Großbestellungen für die Bundeswehr: Unmut über Haushaltsgebaren auch in der Koalition (Ergänzung: Pistorius)

Der Haushaltsausschuss des Bundestages hat seiner letzten Sitzung vor der Sommerpause erneut eine Reihe von Bestellungen für die Bundeswehr gebilligt – zugleich aber auch seinen Unmut über das Vorgehen des Verteidigungsministeriums deutlich gemacht. Exemplarisch zeigte sich das in der Aufforderung an das Ressort von Minister Boris Pistorius, die vorgesehene Finanzierung von weiteren bewilligten 105 Kampfpanzern ausführlich zu erläutern. Der Minister wiederum verteidigte sein Vorgehen, nicht nach Kassenlage zu bestellen.

Hintergrund ist die große Zahl von Projekten, die das Wehrressort in den vergangenen Wochen dem Parlament zur Zustimmung vorgelegt hatte – jedes Beschaffungsvorhaben mit einem Volumen von mehr als 25 Millionen Euro muss gesondert vom Ausschuss gebilligt werden. Das Bundesfinanzministerium hatte die entsprechenden Vorlagen zwar an den Bundestag weitergeleitet, aber mehrfach darauf hingewiesen, dass zum Teil noch keine Grundlage für eine Finanzierung bestehe.

Auf der Tagesordnung für die Ausschusssitzung am (heutigen) Mittwoch stand unter anderem die Beschaffung der Kampfpanzer Leopard 2 A8 im Wert von knapp drei Milliarden Euro, von denen rund 2,2 Milliarden in den Haushaltsplanungen nicht berücksichtigt sind. Die Abgeordneten billigten zwar das Projekt, aber auf Antrag der Koalitionsfraktionen SPD, Grüne und FDP wurde ein so genannter Maßgabebeschluss verabschiedet:

Der Haushaltsausschuss des Deutschen Bundestages möge beschließen und fordert die Bundesregierung auf:
1. Nach Darlegung des BMVg sind die erforderlichen Ausgaben für die Beschaffung der 105 Kampfpanzer Leopard 2 in den Jahren 2026ff bedarfsgerecht berücksichtigt, wohingegen diese im Bundeshaushalt 2024 und im Finanzplan bis 2027 sowie im Wirtschaftsplan 2024 zum Sondervermögen Bundeswehr nicht ausreichend veranschlagt sind.
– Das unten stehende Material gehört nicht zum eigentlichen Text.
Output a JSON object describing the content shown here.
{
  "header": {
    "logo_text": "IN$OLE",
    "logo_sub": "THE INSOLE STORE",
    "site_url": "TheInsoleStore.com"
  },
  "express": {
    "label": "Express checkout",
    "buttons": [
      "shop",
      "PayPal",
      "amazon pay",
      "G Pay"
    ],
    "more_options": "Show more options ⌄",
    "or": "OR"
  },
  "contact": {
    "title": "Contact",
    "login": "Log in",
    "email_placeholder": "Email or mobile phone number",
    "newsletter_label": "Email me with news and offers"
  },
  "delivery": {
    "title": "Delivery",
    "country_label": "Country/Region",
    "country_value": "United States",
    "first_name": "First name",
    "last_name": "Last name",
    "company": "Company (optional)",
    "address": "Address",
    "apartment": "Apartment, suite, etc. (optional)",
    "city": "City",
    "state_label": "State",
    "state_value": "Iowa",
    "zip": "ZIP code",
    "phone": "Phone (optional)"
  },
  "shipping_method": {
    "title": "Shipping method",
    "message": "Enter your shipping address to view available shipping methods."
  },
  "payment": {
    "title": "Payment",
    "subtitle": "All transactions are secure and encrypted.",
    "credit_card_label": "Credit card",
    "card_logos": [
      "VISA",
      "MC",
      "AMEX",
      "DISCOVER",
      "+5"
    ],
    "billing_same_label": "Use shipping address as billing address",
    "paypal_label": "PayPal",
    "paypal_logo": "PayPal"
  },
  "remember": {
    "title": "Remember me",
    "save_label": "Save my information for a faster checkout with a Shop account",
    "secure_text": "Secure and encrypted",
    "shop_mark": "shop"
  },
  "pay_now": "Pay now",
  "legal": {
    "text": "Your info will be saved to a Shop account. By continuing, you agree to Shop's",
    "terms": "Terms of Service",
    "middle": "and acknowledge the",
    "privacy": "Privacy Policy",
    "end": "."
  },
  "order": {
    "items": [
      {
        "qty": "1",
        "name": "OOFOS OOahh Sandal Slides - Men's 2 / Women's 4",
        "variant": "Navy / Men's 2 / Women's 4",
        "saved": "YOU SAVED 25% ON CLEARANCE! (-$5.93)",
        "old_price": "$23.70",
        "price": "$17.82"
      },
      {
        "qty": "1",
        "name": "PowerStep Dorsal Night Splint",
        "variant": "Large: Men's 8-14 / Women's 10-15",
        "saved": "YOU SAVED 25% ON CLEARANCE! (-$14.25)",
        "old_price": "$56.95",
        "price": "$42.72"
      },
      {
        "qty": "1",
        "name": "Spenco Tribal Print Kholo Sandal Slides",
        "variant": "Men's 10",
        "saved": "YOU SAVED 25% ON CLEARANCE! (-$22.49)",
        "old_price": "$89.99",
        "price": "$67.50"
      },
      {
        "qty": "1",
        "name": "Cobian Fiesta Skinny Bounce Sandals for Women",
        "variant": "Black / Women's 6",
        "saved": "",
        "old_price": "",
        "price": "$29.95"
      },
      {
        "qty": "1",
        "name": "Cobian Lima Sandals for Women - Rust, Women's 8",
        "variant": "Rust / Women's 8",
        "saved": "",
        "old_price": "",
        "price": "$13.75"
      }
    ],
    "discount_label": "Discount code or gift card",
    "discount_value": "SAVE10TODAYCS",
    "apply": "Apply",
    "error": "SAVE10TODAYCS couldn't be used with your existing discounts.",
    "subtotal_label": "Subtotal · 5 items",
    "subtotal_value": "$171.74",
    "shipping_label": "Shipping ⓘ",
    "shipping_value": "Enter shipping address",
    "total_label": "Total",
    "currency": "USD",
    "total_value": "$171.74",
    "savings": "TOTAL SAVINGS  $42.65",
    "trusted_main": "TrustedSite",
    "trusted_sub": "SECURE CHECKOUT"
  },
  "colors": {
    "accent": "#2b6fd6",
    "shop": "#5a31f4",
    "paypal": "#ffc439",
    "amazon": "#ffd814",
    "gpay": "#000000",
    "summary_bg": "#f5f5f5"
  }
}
Das BMVg hat schriftlich darzulegen, wie die fehlenden Mittel für das Projekt planfondneutral bereitgestellt werden sollen.
2. Das BMVg hat schriftlich zu begründen, weshalb trotz der Nichtveranschlagung der 105 Kampfpanzer Leopard 2 die Verpflichtungsermächtigung für die Jahre 2026 und 2027 über den Titel 1491 554 97 ausreicht, wohingegen die Verpflichtungsermächtigung für die Jahre 2028 bis 2030 nicht ausreichend zur Verfügung stehen.
3. Das BMVg hat schriftlich zu erläutern, wieso es nicht bereits im Rahmen des Haushaltsverfahrens für das Jahr 2024 eine Vorsorge für den Finanzbedarf der Beschaffung getroffen hat, obwohl die Entscheidung des Verteidigungsministers bereits Ende Juni 2023 bekannt war.
4. Die Berichtspflicht (Ausschussdrucksache 20(8)5225) ist über den Zeitpunkt des 1. Februar 2025 unbefristet zu verlängern. Dabei ist die Gesamtbedarfsentwicklung für den Kampfpanzer Leopard mit seinen Varianten im Bestand der Bundeswehr aufzunehmen.

Insbesondere die Punkte 2 und 3 lassen die Verärgerung der Ampel-Parlamentarier ahnen. Etwas schärfer, das ist das Vorrecht der Opposition, formulierte es der CDU-Berichterstatter für den Verteidigungshaushalt, Ingo Gädechens: Im Ergebnis bleiben die Beschaffungsvorhaben für sich jeweils richtig. In der Gesamtschau ergeben sich aber gravierende Bedenken hinsichtlich der Haushaltspraxis und dem Haushaltsrecht. Der Unionsabgeordnete sprach von einem erschreckenden Kontrollverlust bei den Bundeswehrbeschaffungen.

Ergänzung: In seinem Statement nach der Ausschusssitzung ging der Verteidigungsminister zwar nicht auf diesen Maßgabebeschluss ein – aber er machte deutlich, dass sein Ressort bewusst das Vorgehen verändert habe: Es werde nicht bestellt, was sich die Bundeswehr nach der Kassenlage leisten könne, sondern wir melden das an, was wir für die Verteidigungsfähigkeit des Landes brauchen.